Reading Group. Viewstamped Replication Revisited

Our 74th paper was a foundational one — we looked at Viestamped Replication protocol through the lens of the “Viewstamped Replication Revisited” paper. Joran Dirk Greef presented the protocol along with bits of his engineering experience using the protocol in practice.

Viestamped Replication (VR) solves the problem of state machine replication in a crash fault tolerance setting with up to f nodes failing in the cluster of 2f+1 machines. In fact, the protocol (between its two versions, the original and revisited) is super similar to Raft and Multi-Paxos. Of course, the original VR paper was published before both of these other solutions. An important aspect in the narrative of the VR paper is that the basic protocol makes no assumptions about persisting any data to disk.

Replication

In the common case when replicating data, VR has a primary node that prescribes the operations and their order to the followers. The primary needs a majority quorum of followers to ack each operation to consider it committed. Once it reaches the quorum, the primary can tell the followers to commit as well. In VR, followers do not accept out-of-order commands and will not ack an operation without receiving its predecessor. With a few differences, this is how typical consensus-based replication works in both Raft in Multi-Paxos. For example, Multi-Paxos complicates things a bit by allowing out-of-order commits (but not execution to the state machine).

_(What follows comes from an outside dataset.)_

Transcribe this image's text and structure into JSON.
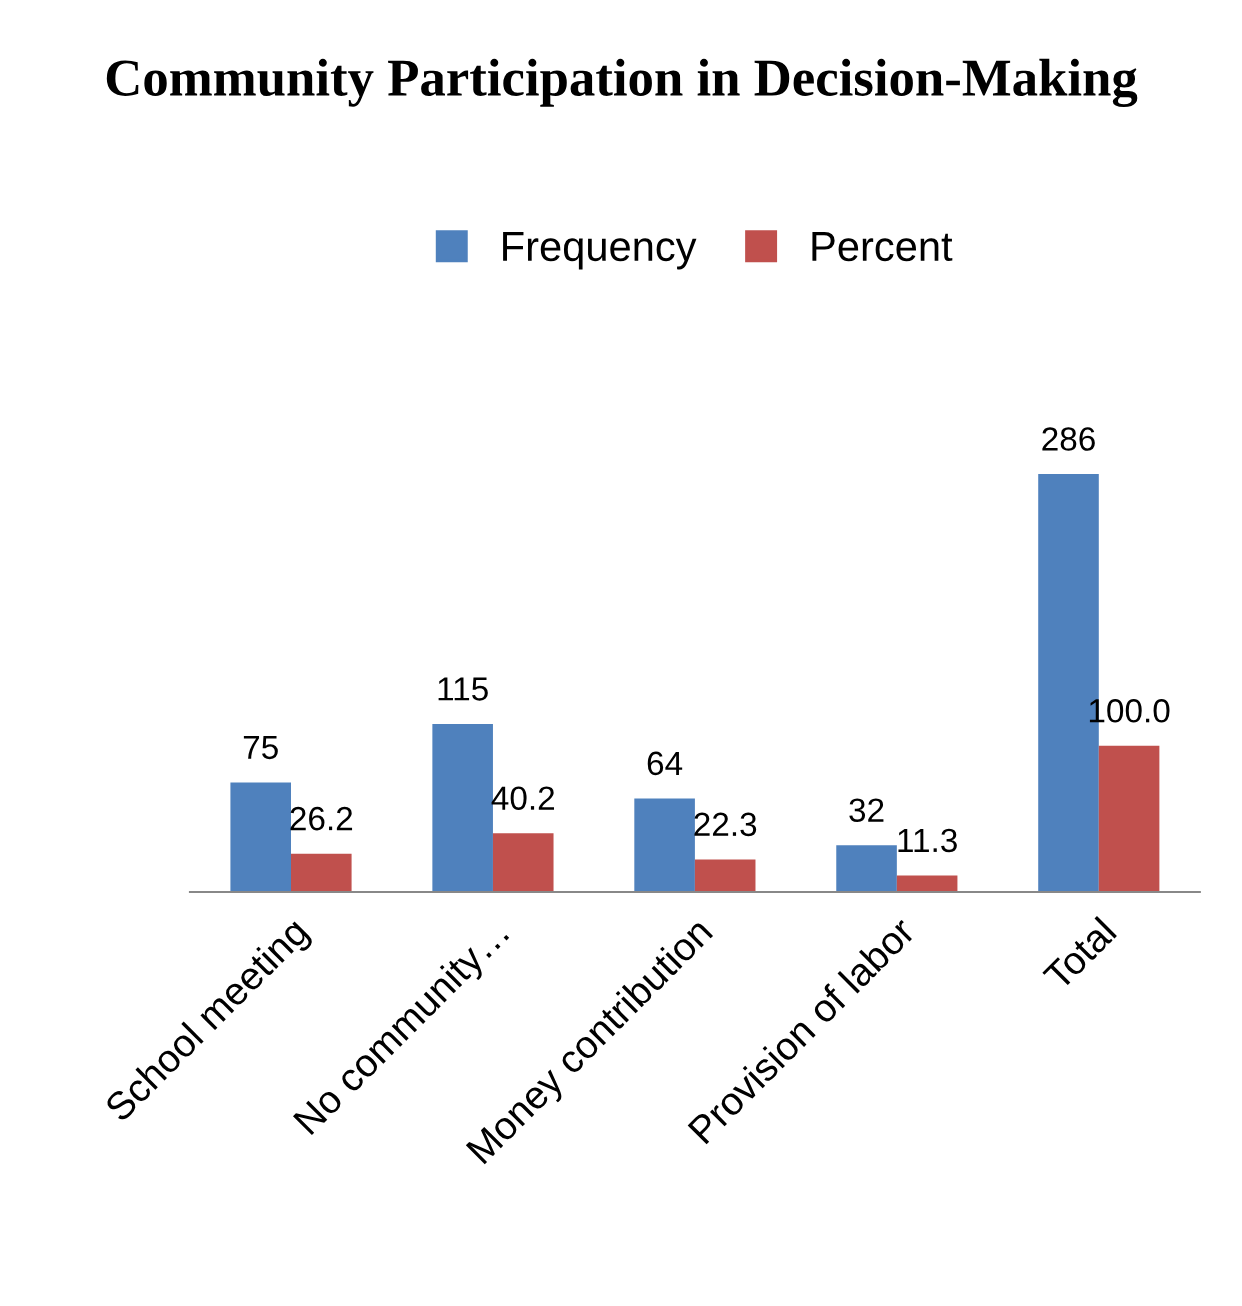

View Change and Replicas Recovery

As with everything in distributed systems, the interesting parts begin when things start to crumble and fail. Like other protocols, VR can mask follower crashes, so the real challenge is handling primary failures. The VR protocol orchestrates the primary failover with a view-change procedure. Here I will focus on the “revisited” version of the view-change.

One interesting piece of the revisited view-change is its deterministic nature, as each view is assigned/computed to belong to a particular node. When a current primary in view v fails, the node for view v+1 will try to become a new primary. This promotion to primary can be started by any node suspecting the current primary’s demise. We do not need to have a node for view v+1 to directly observe the crash of primary for v, allowing for unreliable failure detectors.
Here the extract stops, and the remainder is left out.